Lawyers at Simpson Millar who are representing those affected say the breach is ‘particularly concerning’ after it was reported that personal information – including those of farmers and landowners – had been made publicly available by animal rights activists.
Address, precise geolocations, phone numbers, email addresses and IP addresses have reportedly been compromised, and an investigation is now underway to determine the full extent of the breach and its fall-out.
With its headquarters in Hampshire, Guntrader allows farmers, landowners and shooting enthusiasts to buy or sell firearms online, attracting more than 350,000 visitors to its website every month.
Around 111,000 people are thought to have been affected by the breach, and a handful of individuals have now instructed Simpson Millar to begin investigations into whether more should have been done to protect personal information.
Robert Godfrey, Head of Professional Negligence at the firm, said those affected were ‘desperate for answers and reassurance’ given the threatening nature of this particular cybercrime.
He said anyone affected by the breach could have a valid claim for damages against the Guntrader for the distress and potential harm caused by the ordeal.

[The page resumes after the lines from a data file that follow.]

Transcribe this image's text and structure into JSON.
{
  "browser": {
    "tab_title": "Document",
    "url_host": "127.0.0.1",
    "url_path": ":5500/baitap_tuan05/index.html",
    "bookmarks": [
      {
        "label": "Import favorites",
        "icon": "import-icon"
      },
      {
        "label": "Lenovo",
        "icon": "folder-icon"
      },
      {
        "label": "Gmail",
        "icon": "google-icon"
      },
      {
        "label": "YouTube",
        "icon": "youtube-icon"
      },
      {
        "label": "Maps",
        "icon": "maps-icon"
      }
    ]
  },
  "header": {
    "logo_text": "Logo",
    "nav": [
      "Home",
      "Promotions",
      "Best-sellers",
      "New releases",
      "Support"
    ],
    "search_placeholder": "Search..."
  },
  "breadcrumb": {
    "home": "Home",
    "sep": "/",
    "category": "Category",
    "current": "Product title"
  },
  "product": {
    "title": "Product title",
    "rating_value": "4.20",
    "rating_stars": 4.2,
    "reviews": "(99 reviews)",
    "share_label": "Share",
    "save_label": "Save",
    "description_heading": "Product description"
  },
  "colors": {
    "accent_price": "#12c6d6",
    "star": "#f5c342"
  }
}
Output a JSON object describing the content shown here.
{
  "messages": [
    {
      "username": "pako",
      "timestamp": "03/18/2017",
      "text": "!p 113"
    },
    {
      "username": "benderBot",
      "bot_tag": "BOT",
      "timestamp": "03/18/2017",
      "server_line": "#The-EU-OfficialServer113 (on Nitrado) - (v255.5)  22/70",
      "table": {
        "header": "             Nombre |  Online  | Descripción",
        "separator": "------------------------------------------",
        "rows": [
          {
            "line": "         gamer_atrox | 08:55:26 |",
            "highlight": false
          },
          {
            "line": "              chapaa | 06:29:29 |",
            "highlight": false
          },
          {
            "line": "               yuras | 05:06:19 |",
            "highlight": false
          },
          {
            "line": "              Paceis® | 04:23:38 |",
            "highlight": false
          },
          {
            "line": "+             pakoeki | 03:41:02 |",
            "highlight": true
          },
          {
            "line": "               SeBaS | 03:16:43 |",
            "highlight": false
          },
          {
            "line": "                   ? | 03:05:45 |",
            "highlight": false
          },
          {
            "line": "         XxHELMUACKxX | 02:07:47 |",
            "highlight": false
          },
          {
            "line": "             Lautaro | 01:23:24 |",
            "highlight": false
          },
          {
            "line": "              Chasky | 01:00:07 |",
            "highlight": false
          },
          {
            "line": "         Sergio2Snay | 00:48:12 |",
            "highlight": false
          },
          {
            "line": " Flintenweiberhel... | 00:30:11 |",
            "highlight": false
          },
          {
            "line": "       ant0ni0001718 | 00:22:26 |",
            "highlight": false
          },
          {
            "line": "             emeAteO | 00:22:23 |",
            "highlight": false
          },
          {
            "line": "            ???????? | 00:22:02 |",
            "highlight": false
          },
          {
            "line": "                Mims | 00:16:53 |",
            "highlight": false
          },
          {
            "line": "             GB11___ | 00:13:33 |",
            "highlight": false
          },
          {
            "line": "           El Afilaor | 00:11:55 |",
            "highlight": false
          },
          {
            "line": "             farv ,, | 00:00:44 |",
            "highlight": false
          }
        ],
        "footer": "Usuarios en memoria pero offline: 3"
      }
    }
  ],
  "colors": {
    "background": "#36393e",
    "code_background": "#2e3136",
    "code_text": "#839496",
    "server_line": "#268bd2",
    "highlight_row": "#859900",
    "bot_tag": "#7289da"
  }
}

“A number of individuals who have purchased firearms from the organisation Guntrader have contacted us to express concerns that their private information has been made available to members of the public," Mr Godfrey said.
“In this particular instance the people we are speaking to are worried about their safety, and the safety of their families.
"They are understandably anxious and fearful about how the information may be used further to reports that it has appeared on an animal activist blog."
While Simpson Millar welcomes news that an investigation is underway and that Google has removed the data, Mr Godfrey said the true extent of the damage was yet to be seen.
"Those affected will no doubt be looking for answers and some reassurance that they are safe," he added.
“We are now in the early stages of an investigation to determine whether more could and should have been done to protect their data."